The second Arizona policy at issue generally forbids so-called ballot harvesting, a practice that involves third parties collecting and delivering early votes.
Republican defenders of the two policies argue they’re necessary to protect against voter fraud and ensure election integrity. Democratic challengers counter that the restrictions aim to suppress the vote of minorities, who tend to vote for Democrats.
At issue in the case is whether Arizona’s procedures run afoul of the Voting Rights Act of 1965 (VRA), which makes it illegal to deny or abridge citizens’ right to vote on account of race. The Supreme Court, in a 5-4 vote, gutted a separate provision of the VRA in its 2013 decision in Shelby County v. Holder.

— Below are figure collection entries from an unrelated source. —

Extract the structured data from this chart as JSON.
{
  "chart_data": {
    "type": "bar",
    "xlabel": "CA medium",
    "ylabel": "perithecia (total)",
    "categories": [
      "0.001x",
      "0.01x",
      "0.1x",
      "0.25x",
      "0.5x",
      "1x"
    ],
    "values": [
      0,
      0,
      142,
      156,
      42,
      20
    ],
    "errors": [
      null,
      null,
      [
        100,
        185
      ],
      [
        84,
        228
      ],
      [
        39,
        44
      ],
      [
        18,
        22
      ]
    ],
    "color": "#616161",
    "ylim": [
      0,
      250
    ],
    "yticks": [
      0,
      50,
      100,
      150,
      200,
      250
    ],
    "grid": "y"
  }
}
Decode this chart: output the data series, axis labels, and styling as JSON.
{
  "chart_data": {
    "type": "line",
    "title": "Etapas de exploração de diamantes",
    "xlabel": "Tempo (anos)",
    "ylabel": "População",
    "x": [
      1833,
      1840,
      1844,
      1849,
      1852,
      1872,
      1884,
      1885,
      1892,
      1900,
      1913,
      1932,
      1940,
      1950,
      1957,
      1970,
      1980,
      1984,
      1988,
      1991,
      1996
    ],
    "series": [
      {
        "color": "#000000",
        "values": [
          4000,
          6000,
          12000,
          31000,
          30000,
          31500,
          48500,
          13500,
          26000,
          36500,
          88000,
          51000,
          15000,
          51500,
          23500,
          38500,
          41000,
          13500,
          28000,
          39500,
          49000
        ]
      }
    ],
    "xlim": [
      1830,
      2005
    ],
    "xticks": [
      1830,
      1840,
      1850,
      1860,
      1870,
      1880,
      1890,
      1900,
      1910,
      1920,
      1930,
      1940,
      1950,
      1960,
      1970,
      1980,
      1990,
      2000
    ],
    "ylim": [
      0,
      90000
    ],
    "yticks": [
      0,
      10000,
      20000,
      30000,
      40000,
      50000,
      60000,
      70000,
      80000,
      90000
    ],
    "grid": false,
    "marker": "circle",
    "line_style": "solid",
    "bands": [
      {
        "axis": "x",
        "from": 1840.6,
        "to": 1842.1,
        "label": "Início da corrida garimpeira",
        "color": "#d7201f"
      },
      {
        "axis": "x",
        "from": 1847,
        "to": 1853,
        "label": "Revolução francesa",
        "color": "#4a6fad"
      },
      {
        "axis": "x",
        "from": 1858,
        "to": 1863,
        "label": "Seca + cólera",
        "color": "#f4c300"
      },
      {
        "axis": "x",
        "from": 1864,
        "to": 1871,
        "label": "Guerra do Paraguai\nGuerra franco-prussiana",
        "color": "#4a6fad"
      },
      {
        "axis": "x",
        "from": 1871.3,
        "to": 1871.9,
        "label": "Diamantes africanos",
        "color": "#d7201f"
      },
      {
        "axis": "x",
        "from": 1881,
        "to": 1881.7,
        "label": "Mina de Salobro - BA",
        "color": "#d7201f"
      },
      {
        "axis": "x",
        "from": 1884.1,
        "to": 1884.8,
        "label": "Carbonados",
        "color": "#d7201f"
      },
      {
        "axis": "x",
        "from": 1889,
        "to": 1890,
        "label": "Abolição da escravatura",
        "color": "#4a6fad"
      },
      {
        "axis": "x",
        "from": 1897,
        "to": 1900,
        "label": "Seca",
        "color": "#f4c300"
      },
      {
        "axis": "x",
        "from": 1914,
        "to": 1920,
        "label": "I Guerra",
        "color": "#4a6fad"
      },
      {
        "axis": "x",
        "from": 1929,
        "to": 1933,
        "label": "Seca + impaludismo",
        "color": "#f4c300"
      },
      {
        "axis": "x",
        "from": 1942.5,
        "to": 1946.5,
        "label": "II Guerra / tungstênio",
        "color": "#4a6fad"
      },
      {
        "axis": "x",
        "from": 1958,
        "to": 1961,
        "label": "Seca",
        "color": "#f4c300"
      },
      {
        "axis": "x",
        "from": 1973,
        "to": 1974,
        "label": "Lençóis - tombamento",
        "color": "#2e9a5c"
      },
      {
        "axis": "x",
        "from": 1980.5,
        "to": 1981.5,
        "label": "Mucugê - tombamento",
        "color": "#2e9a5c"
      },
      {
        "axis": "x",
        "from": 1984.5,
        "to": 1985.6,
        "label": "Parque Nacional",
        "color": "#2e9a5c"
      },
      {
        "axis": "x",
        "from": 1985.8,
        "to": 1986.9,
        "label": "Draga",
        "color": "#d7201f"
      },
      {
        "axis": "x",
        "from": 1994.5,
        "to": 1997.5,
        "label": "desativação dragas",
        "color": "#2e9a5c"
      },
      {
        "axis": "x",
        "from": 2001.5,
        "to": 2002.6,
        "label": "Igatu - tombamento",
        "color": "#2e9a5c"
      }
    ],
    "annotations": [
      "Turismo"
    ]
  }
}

This term’s dispute, Brnovich v. Democratic National Committee, No. 19-1257, was argued March 2.
NCAA athlete compensation
The justices will soon weigh in on the lawfulness of restrictions placed on certain student-athlete compensation.
The case stems from a group of athletes who sued the NCAA for allegedly violating antitrust laws by restricting the education-related benefits that players can receive. Federal antitrust law bars certain restraints on competition for talent and labor.
The athletes claimed that the NCAA illegally interfered in the market by limiting the schools from providing players computers, study abroad programs, graduate school tuition and other perks in exchange for playing on college sports teams, which can generate enormous revenue for schools.
The NCAA countered that allowing more generous compensation would erode the unique “amateurism” model that distinguishes college athletics from professional sports.
The case, National Collegiate Athletic Association v. Alston, No. 20-512, was argued March 31.
Student free speech
A potential landmark First Amendment decision looms over a case concerning how much control schools have over off-campus student speech.
The dispute arose after a high schooler took to social media to post an expletive-filled message trashing her school following her rejection from the varsity cheerleading squad.
During the weekend and while not on school grounds, she posted a picture on Snapchat of herself and a friend, middle fingers raised, with the caption, “f— school f— softball f— cheer f— everything.”
After she was punished with a yearlong suspension from cheerleading — she was a member of the junior varsity squad at the time — the teen filed a lawsuit against the school.
The court has long recognized that schools wield certain authority over speech that occurs on campus. The question in this case is whether to extend that reach further, as the social media era continues to blur the line between on- and off-campus speech.
The case, Mahanoy Area School District v. B.L., No. 20-255, was argued April 28.